She did win the Malaysia Masters to start her 2017 season on a high note but it had expectedly been a tough act to follow it up. In her last four tournaments, she has suffered opening round exits in two while crashing out in the second round last week in Indonesia.
And she doesn’t have a rosy path at Australia either. Now down at the 15th position, the former World No. 1 takes on the fourth seed Sung Ji Hyun, who beat her the last time they crossed swords at the All England Open in March.
But if anybody can inspire Saina to victory, then it is she, herself as time and again she has proved to be a fantastic fighter.

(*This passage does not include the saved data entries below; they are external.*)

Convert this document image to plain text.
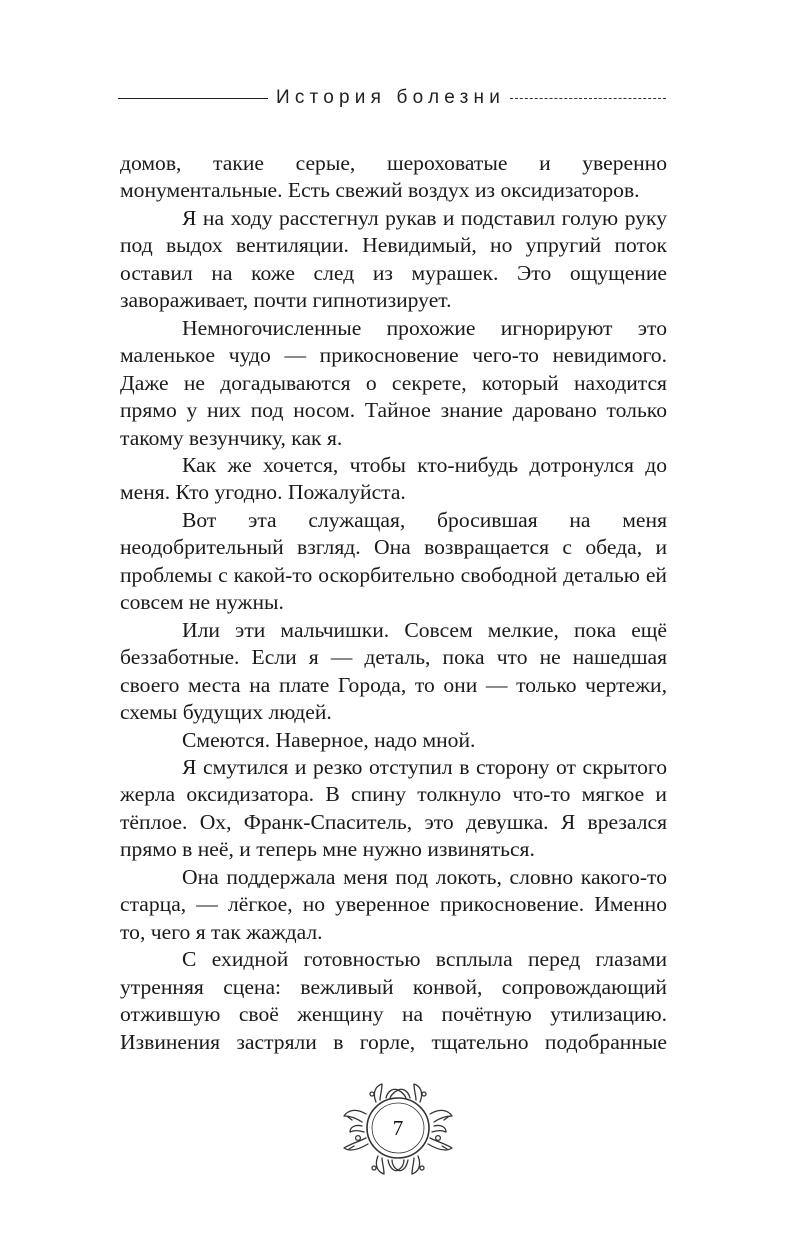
История болезни

домов, такие серые, шероховатые и уверенно монументальные. Есть свежий воздух из оксидизаторов.

Я на ходу расстегнул рукав и подставил голую руку под выдох вентиляции. Невидимый, но упругий поток оставил на коже след из мурашек. Это ощущение завораживает, почти гипнотизирует.

Немногочисленные прохожие игнорируют это маленькое чудо — прикосновение чего-то невидимого. Даже не догадываются о секрете, который находится прямо у них под носом. Тайное знание даровано только такому везунчику, как я.

Как же хочется, чтобы кто-нибудь дотронулся до меня. Кто угодно. Пожалуйста.

Вот эта служащая, бросившая на меня неодобрительный взгляд. Она возвращается с обеда, и проблемы с какой-то оскорбительно свободной деталью ей совсем не нужны.

Или эти мальчишки. Совсем мелкие, пока ещё беззаботные. Если я — деталь, пока что не нашедшая своего места на плате Города, то они — только чертежи, схемы будущих людей.

Смеются. Наверное, надо мной.

Я смутился и резко отступил в сторону от скрытого жерла оксидизатора. В спину толкнуло что-то мягкое и тёплое. Ох, Франк-Спаситель, это девушка. Я врезался прямо в неё, и теперь мне нужно извиняться.

Она поддержала меня под локоть, словно какого-то старца, — лёгкое, но уверенное прикосновение. Именно то, чего я так жаждал.

С ехидной готовностью всплыла перед глазами утренняя сцена: вежливый конвой, сопровождающий отжившую своё женщину на почётную утилизацию. Извинения застряли в горле, тщательно подобранные

7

It is a slightly different situation for PV Sindhu, who has had a much better season. The India Open champion shockingly slumped to a second round defeat at Jakarta and here is her chance for redemption.
But she needs to be on the alert for her opponent – Sayaka Sato – is high on confidence after emerging as the surprise winner of last week’s Indonesia Open. And the Japanese also happens to have won the only encounter that she has had with Sindhu so far.
If Sindhu can surmount this barrier, she has a good chance of coming across her fellow Indian Ruthvika Shivani, who has the 33rd ranked Chinese in her opener.
Sindhu’s way to the title, however, will not be free of obstacles even after that. The top seed and World No. 1 Tai Tzu Ying lurks in the quarter-finals although it will be interesting to see how the Chinese Taipei ace responds after having her 27-match winning streak snapped last week.